Gunning in the 90’s
The 80’s and 90’s were a very different time for games with regard to length. Many non-RPG favorites were considerably short, their playtimes extended by way of sheer difficulty. Some of this was due to arcade-centric design convention, but much of it was very intentionally done to extend playtime. Nowadays in a post-save state world, we don’t feel that so much. Games tend to be happy to let us throw ourselves at it again and again, with the only limits being checkpoint placement and our own persistence. This is a review of Escape from Terror City, a game that reminded me exactly what can be done when you take old school gameplay and touch it up with just a sprinkle of new school standards.

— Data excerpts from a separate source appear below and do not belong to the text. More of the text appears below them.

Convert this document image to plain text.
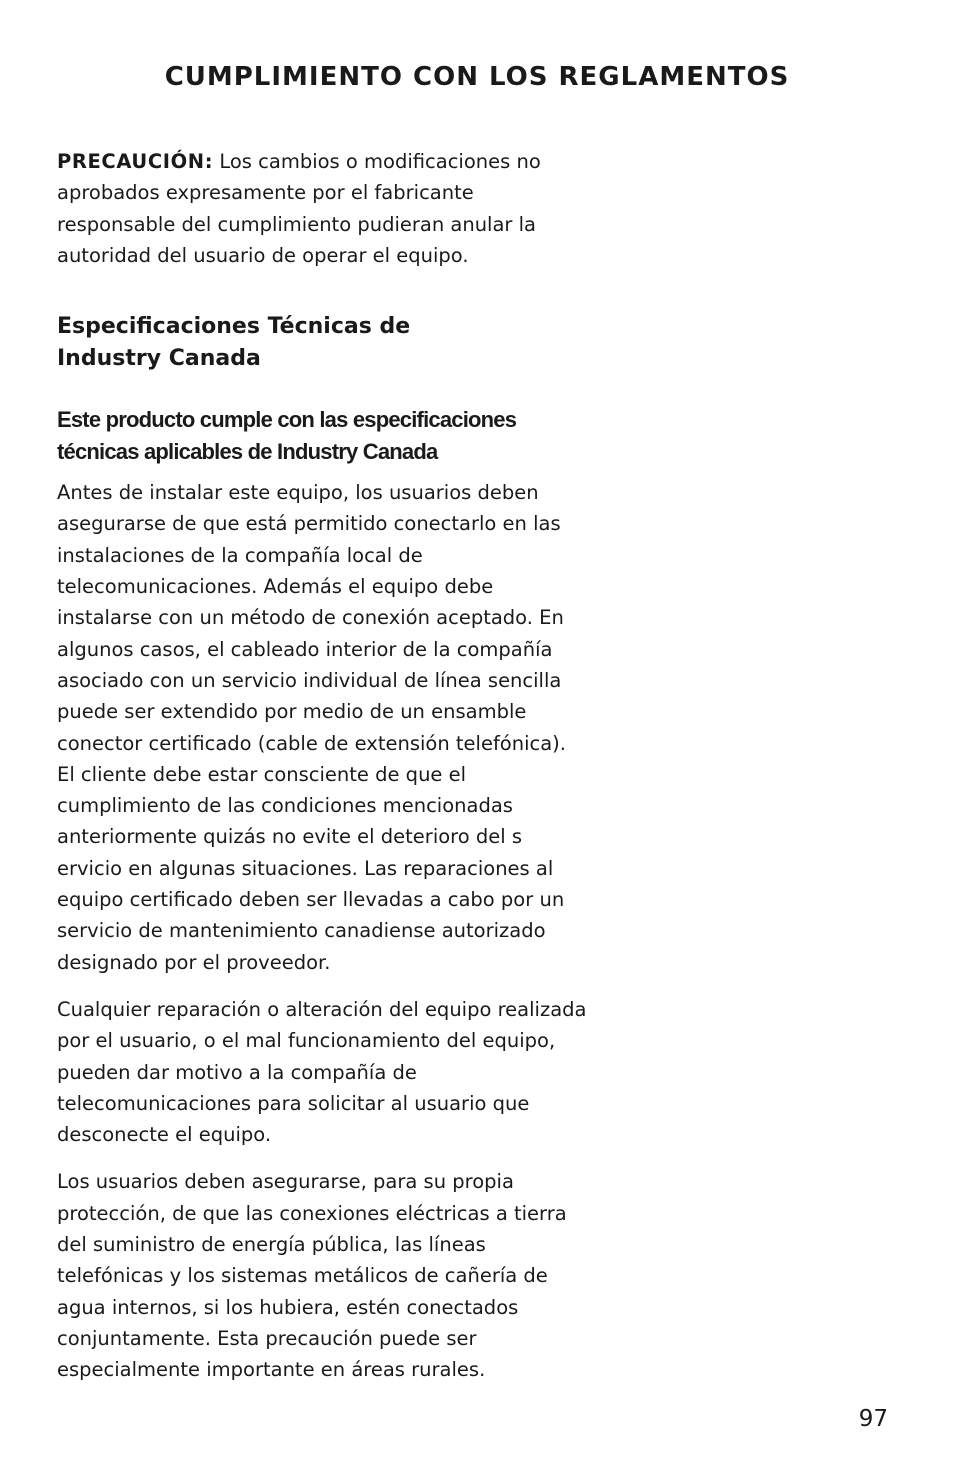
CUMPLIMIENTO CON LOS REGLAMENTOS

PRECAUCIÓN: Los cambios o modificaciones no aprobados expresamente por el fabricante responsable del cumplimiento pudieran anular la autoridad del usuario de operar el equipo.

Especificaciones Técnicas de
Industry Canada
Este producto cumple con las especificaciones
técnicas aplicables de Industry Canada

Antes de instalar este equipo, los usuarios deben asegurarse de que está permitido conectarlo en las instalaciones de la compañía local de telecomunicaciones. Además el equipo debe instalarse con un método de conexión aceptado. En algunos casos, el cableado interior de la compañía asociado con un servicio individual de línea sencilla puede ser extendido por medio de un ensamble conector certificado (cable de extensión telefónica). El cliente debe estar consciente de que el cumplimiento de las condiciones mencionadas anteriormente quizás no evite el deterioro del s ervicio en algunas situaciones. Las reparaciones al equipo certificado deben ser llevadas a cabo por un servicio de mantenimiento canadiense autorizado designado por el proveedor.

Cualquier reparación o alteración del equipo realizada por el usuario, o el mal funcionamiento del equipo, pueden dar motivo a la compañía de telecomunicaciones para solicitar al usuario que desconecte el equipo.

Los usuarios deben asegurarse, para su propia protección, de que las conexiones eléctricas a tierra del suministro de energía pública, las líneas telefónicas y los sistemas metálicos de cañería de agua internos, si los hubiera, estén conectados conjuntamente. Esta precaución puede ser especialmente importante en áreas rurales.

97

I’m going to get all of my game comparisons out of the way early because EfTC reminds me of several things at once. I immediately thought of Megaman Legends due to its chunky visuals, use of flat, colorful environments, big dodgeable bullets, and character models that look like action figures who’ve seen the business end of a microwave. But in terms of its actual gamefeel EfTC feels much more akin to Sunset Riders or Wild Guns. You’re near the camera, all the enemies are further back, run back and forth to dodge bullets while constantly shooting. It’s essentially the traditional beat ‘em up structure with a smidge of arcade light gun games, but only insomuch as it’ll let you pick your path through levels. Don’t let the 3D visuals fool you, this game plays a lot closer to an early 90’s title than late.
If that sounds like a reductive description I don’t intend it to be; we rarely see games this focused anymore. This is not a hybrid-genre game that wastes your time on things like “RPG elements” or “a plot”. EfTC offers shooting, lots of it, and it delivers on that promise every second of gameplay. There’s not an ounce of fat here, not a moment of boredom. If you aren’t shooting you’re either walking to the next room full of enemies or you’re making a horrible mistake. You should be dodging, hopping, and keeping that fire button firmly pressed at all times. Doing those three things will get you most of the way through your first play through with minimal deaths, delivering a satisfying run through all the game’s sights.
It’s after you beat the game once and unlock hard mode that EfTC starts feeling especially true to its forebears, because from about level 2 and on the game stomps its boots clear through your ass. Every single enemy ups the ante, showing up with extra friends and serving up extra bullets. The game even adds in a sort of rival character in the Silver Knight, a recurring midboss who shows up unexpectedly in areas that didn’t have fights on normal. I still managed to complete both modes and unlock all the achievements in about 3 hours, but I’d like to think I’m decent at these kinds of games and your average player might need a bit more time. Maybe. That could be wishful thinking.
Thing is, it doesn’t feel light on content. EfTC just respects your time more than a lot of older games like it did. If it had some kind of lives system or any sort of penalty for getting mauled beyond kicking you back a few rooms the game could have easily become more frustrating than fun. Walking around a corner directly into a bullet is a way of life until you learn the patterns and how to exploit them. It’s much more of a bullet hell experience on hard, is what I’m saying, but one where victory always feels within reach. Even when you have to do 5 rooms in a row again because you slipped up right before a checkpoint, you’re never so far back that what you just learned won’t stay fresh in your mind. The game constantly demands skill but not necessarily perfection, and in doing so it hits the Goldilocks midground of “just right”.
Escape from Terror City feels like the result of numerous gaming passions made manifest in a single project. A love for arcade-style quarter munchers, be they light gun or schmup, but without the assault on your wallet. A focus on action, the kind of experiential intense play that led to games like it being rented from Blockbuster again and again back in the day, only now owning the thing costs as much as that weekend rental did. A moreish, satisfying core loop that needs nothing more than the bare essentials of run, jump, and shoot to deliver its thrills. Don’t let the short clear times put you off – I’ve actually taken multiple breaks while writing this just to burn through a level while lying to myself that it was “for screenshots”. I’m going to play more as soon as I finish this paragraph. If that’s not a sign of quality I don’t know what is.
A Steam code was independently purchased for review.